The EAT accepted, in principle, that an employee could reasonably believe that there were serious and imminent circumstances of danger arising outside the workplace that prevented them from returning to it. But that hadn't happened here. Mr Rodgers hadn't believed that his workplace was any more dangerous that anywhere else and his employer had put in place sufficient safeguards to prevent danger. It therefore rejected his appeal.

Court of Appeal decision

The Court of Appeal dismissed the case unanimously and said that it couldn't fault the tribunal's reasoning. It then gave guidance to help employers and their staff understand how to correctly interpret s100(1)(d).

It began by making the point that, whilst there must be ‘circumstances of danger’, this isn't an objective test. An employee can be wrong on this point provided they reasonably believed there was danger that was both serious and imminent. The key point was that the danger has to arise in the workplace and the employee must leave for this reason and not for any other one.  And it's irrelevant for these purposes if the same danger is elsewhere - such as on the bus or in the supermarket. 

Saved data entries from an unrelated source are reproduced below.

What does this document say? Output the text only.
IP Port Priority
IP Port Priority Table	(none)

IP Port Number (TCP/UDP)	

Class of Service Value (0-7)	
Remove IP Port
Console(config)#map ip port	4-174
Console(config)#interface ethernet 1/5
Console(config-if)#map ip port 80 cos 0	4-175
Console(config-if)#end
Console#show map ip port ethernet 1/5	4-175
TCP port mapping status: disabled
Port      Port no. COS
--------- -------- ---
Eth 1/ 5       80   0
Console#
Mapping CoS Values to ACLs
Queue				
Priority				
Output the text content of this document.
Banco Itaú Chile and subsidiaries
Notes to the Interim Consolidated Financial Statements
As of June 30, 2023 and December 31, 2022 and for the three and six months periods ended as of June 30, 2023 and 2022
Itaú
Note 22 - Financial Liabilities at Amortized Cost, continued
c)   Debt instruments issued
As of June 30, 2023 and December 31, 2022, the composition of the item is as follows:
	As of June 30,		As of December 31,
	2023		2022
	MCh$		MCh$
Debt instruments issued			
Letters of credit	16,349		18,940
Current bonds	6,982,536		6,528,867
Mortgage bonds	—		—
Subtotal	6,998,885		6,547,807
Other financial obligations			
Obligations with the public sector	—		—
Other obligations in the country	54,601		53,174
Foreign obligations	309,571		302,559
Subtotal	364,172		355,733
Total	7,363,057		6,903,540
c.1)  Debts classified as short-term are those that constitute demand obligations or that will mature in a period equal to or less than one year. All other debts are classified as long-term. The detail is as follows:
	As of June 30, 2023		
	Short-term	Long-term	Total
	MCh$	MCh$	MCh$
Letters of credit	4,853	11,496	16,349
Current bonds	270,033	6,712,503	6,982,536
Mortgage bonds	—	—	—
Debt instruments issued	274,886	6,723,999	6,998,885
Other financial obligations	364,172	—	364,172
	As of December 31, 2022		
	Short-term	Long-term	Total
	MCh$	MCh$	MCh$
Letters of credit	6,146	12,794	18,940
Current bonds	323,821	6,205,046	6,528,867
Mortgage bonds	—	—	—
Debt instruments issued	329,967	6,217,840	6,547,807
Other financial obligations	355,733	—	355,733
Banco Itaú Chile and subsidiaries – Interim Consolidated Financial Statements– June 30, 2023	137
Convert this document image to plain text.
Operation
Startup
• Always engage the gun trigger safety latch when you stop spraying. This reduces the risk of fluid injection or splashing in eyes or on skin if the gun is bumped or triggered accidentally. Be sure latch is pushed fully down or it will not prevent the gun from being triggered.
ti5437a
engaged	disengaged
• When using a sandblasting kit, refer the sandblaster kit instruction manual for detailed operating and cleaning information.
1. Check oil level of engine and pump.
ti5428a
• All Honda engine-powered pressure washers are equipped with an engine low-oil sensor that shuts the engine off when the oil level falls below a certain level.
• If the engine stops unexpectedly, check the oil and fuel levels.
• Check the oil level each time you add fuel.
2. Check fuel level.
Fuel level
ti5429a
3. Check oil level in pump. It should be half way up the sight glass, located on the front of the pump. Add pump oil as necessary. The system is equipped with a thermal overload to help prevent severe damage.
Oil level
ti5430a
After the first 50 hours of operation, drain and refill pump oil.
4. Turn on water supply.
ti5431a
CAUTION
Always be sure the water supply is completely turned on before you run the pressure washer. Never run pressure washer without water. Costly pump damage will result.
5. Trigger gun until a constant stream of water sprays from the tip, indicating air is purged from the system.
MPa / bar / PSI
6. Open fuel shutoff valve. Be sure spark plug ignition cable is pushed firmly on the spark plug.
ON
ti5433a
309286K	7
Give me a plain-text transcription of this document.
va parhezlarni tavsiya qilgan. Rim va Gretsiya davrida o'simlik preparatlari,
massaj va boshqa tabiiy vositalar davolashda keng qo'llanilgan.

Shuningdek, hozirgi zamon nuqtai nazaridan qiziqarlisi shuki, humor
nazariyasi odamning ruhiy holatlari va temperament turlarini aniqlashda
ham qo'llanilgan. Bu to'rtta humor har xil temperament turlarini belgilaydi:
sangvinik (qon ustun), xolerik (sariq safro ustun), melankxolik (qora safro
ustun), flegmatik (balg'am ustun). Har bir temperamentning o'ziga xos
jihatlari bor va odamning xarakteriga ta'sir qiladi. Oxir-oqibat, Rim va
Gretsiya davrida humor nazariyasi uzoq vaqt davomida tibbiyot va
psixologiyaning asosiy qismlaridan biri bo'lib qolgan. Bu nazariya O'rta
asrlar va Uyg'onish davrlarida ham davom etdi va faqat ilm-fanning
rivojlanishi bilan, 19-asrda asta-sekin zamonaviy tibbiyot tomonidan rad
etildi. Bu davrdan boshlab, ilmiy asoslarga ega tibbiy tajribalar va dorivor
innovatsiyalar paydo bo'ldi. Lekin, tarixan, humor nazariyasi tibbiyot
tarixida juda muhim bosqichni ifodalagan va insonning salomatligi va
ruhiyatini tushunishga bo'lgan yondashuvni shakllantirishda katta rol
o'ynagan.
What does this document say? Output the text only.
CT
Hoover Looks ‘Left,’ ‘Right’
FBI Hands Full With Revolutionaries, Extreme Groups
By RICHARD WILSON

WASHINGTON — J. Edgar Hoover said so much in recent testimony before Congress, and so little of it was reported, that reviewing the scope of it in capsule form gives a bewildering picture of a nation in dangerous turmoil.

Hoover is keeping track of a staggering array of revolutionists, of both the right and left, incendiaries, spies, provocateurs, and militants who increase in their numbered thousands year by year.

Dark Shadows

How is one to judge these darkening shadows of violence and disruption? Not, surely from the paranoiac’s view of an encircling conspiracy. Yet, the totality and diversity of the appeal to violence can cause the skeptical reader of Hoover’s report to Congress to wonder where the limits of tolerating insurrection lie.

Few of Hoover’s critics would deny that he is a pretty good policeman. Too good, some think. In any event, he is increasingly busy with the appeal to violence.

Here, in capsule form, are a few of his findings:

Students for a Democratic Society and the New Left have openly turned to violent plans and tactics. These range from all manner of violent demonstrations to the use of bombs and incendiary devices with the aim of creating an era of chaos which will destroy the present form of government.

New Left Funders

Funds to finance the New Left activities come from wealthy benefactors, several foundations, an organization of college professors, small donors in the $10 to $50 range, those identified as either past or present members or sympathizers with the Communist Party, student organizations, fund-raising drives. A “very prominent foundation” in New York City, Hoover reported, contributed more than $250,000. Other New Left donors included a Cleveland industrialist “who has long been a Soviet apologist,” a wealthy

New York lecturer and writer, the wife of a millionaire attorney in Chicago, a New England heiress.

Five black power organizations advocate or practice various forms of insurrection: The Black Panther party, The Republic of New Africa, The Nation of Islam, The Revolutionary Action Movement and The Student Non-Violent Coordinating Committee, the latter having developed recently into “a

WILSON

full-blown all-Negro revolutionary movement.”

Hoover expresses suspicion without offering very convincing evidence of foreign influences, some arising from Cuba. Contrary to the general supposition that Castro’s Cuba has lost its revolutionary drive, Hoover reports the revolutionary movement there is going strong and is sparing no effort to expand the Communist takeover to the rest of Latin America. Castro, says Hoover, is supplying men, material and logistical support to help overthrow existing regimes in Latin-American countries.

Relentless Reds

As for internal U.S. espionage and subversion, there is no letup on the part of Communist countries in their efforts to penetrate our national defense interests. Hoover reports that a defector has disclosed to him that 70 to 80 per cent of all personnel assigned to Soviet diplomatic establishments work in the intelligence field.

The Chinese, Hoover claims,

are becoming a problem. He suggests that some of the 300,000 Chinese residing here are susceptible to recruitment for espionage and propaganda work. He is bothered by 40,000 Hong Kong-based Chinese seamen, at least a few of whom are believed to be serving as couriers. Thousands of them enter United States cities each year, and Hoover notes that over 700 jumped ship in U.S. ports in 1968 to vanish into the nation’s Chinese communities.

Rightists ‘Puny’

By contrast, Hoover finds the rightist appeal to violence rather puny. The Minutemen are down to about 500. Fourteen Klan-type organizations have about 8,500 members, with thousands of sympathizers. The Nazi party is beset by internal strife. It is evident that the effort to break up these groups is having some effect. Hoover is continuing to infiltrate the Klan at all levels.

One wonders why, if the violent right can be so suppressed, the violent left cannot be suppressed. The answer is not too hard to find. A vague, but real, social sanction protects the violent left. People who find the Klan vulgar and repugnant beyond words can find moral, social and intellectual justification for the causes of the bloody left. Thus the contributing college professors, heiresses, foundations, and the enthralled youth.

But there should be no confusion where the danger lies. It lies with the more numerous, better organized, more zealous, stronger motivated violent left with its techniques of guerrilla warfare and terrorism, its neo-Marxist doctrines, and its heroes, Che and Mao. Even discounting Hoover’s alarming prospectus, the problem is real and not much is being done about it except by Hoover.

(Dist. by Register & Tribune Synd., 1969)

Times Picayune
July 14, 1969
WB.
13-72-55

The Court of Appeal said that the questions to be decided in a s. 100(1)(d) claim are:

  1. Did the employee believe that there were circumstances of serious and imminent danger at the workplace? If so:
  2. Was that belief reasonable? And if it was:
  3. Could they reasonably have averted that danger? If not:
  4. Did they leave, or propose to leave or refuse to return to, the workplace, or the relevant part, because of the (perceived) serious and imminent danger? If so:
  5. Was that the reason (or principal reason) for the dismissal?

Implications for employers

This case will help employers, who put in place safe working practices, defend similar cases. In the early days of the pandemic, those people who had to go into their workplace, were told to wash their hands regularly and maintain social distancing. Other measures were introduced as the government learned more about the transmission of the virus and employers defending these sorts of claims will be expected to have followed the guidance that applied at the time.

We've been told that we have to live with Covid-19. Latest data indicated that in England nearly 16,000 people had the virus up to 14 January - a 44.5% reduction on previous figures. There's already evidence that a new Omicron variant is the "one to watch" in 2023. Studies have found that this strain is capable of evading antibodies from previous Covid infections or vaccinations. It's therefore possible that if this variant does take hold in the UK, the government may impose some restrictions (although, it's unlikely in my view, to introduce another lockdown). If that happens the question about whether employees' workplaces are safe may become relevant again - particularly for vulnerable people who continue to be most at risk from becoming ill or dying from the virus.